Inaugurada no final da década de 1920, a estação ferroviária foi transformada em museu pela Fundação Vale em 1988. O prédio de arquitetura sóbria ostenta uma exposição permanente com a história da mineração e o trajeto percorrido pelos vagões abarrotados até o Espírito Santo. O complexo ainda abriga uma locomotiva de passageiros desativada, cenário para álbuns de casamento e formaturas, como a da turma de Administração de uma tradicional faculdade particular da capital naquele sábado. Um conjunto de vagões reformados cede espaço para o arrivismo capixaba espocar espumantes em brunchs ocasionais. É a parada para o café expresso e para a Heineken gelada a R$8,00 antes ou depois da visita ao galpão de cargas anexo ao prédio da estação, reformado em 2000 para abrigar exposições de grande porte como a de Vik Muniz, nesses dias tenebrosos em que a lama despejada pela Samarco (Vale, BHP) sobre Bento Rodrigues e Paracatu, subdistritos de Mariana, dizimou o rio Doce e desaguou na praia de Regência (3), uma foz paradisíaca, famosa pela fartura de pitus, berçário de tartarugas de couro no município de Linhares, norte do estado, a 115 km de Vitória.
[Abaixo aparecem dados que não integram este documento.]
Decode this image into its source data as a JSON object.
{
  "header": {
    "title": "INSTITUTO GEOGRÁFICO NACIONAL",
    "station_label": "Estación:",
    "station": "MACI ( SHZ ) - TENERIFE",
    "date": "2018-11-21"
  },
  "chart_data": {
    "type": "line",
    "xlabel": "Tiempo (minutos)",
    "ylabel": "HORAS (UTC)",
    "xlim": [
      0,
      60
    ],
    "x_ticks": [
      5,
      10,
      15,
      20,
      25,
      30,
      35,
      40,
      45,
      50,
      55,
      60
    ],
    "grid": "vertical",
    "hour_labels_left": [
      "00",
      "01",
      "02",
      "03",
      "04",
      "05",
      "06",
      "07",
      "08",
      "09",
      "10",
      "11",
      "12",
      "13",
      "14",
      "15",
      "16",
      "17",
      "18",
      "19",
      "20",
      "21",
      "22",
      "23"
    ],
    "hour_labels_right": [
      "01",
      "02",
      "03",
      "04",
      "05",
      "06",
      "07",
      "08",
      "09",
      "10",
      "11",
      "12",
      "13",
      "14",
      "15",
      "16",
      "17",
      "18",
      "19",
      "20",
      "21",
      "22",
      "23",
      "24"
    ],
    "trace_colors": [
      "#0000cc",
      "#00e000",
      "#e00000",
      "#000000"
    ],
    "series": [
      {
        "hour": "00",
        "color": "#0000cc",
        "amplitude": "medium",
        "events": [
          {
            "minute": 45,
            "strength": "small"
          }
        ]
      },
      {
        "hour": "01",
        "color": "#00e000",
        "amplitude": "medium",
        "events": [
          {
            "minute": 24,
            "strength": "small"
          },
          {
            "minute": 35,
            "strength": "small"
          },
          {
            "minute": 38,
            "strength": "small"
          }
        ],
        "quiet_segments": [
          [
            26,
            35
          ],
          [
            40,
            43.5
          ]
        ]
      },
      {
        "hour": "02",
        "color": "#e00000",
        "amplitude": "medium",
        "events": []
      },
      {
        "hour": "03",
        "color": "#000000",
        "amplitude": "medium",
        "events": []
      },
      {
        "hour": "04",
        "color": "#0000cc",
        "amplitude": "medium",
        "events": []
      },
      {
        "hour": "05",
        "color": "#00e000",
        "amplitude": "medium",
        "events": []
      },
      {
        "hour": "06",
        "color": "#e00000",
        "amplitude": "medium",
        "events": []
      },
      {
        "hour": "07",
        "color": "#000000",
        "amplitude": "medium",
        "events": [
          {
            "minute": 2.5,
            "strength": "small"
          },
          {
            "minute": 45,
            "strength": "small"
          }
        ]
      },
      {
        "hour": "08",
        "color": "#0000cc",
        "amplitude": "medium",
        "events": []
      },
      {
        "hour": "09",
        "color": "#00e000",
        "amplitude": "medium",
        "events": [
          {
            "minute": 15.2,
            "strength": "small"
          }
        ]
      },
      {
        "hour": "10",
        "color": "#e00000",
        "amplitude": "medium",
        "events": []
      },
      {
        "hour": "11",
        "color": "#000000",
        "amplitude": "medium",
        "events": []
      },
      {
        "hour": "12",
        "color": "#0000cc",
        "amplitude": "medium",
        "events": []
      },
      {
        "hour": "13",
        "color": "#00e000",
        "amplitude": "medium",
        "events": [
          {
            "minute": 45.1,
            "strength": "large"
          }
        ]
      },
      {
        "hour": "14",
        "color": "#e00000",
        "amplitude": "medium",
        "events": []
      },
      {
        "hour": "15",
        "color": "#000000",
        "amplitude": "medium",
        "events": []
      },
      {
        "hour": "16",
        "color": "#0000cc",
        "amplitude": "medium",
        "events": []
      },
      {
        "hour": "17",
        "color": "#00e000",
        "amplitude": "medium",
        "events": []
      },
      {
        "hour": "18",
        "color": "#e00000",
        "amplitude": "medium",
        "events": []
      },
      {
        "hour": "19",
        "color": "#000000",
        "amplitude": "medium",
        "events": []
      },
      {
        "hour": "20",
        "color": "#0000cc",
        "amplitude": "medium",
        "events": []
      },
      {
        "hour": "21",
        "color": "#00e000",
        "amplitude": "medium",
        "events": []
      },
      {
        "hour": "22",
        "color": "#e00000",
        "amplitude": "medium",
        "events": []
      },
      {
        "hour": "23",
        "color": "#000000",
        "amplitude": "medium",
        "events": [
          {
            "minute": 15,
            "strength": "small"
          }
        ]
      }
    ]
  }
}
O peixe do sábado é um sobrevivente feroz do impacto humano na baía de Vitória. Sobrevivente pequenino em relação à enxurrada de dejetos industriais e esgoto doméstico despejados nela todos os dias pelas quatro maiores cidades da Região Metropolitana da Grande Vitória: Serra, Vila Velha, Cariacica e a capital, respectivamente. Juntas, elas somam quase metade da população e do PIB e abrigam quase todos os aparelhos culturais do estado. O Museu Vale, encostado no porto e às margens do rio Santa Maria da Vitória, é um desses aparelhos, um dos principais para as artes plásticas no Espírito Santo.
O panorama Vik Muniz está exposto em ordem cronológica pelo Museu Vale e abrange boa parte da produção do artista. No primeiro salão, no início da exposição, o visitante é apresentado à série Imagens de Terra (1998). Na fotografia The trout, after Courbet (4), o artista dispõe sobre uma mesa de luz materiais mineral e vegetal para fazer surgir uma figura a partir da pintura The trout (1873) (5) do pintor romântico francês Gustave Courbet. Segundo Muniz (6), a foto busca expressar através da “luz que brota, emana do chão” a autonomia humana a partir do manuseio da matéria-prima proveniente da terra. Impressionado com as fotografias do telescópio Hubble, uma novidade em 1998, a técnica que possibilitava aqueles registros espaciais reforçava no artista sua “crença no homem”.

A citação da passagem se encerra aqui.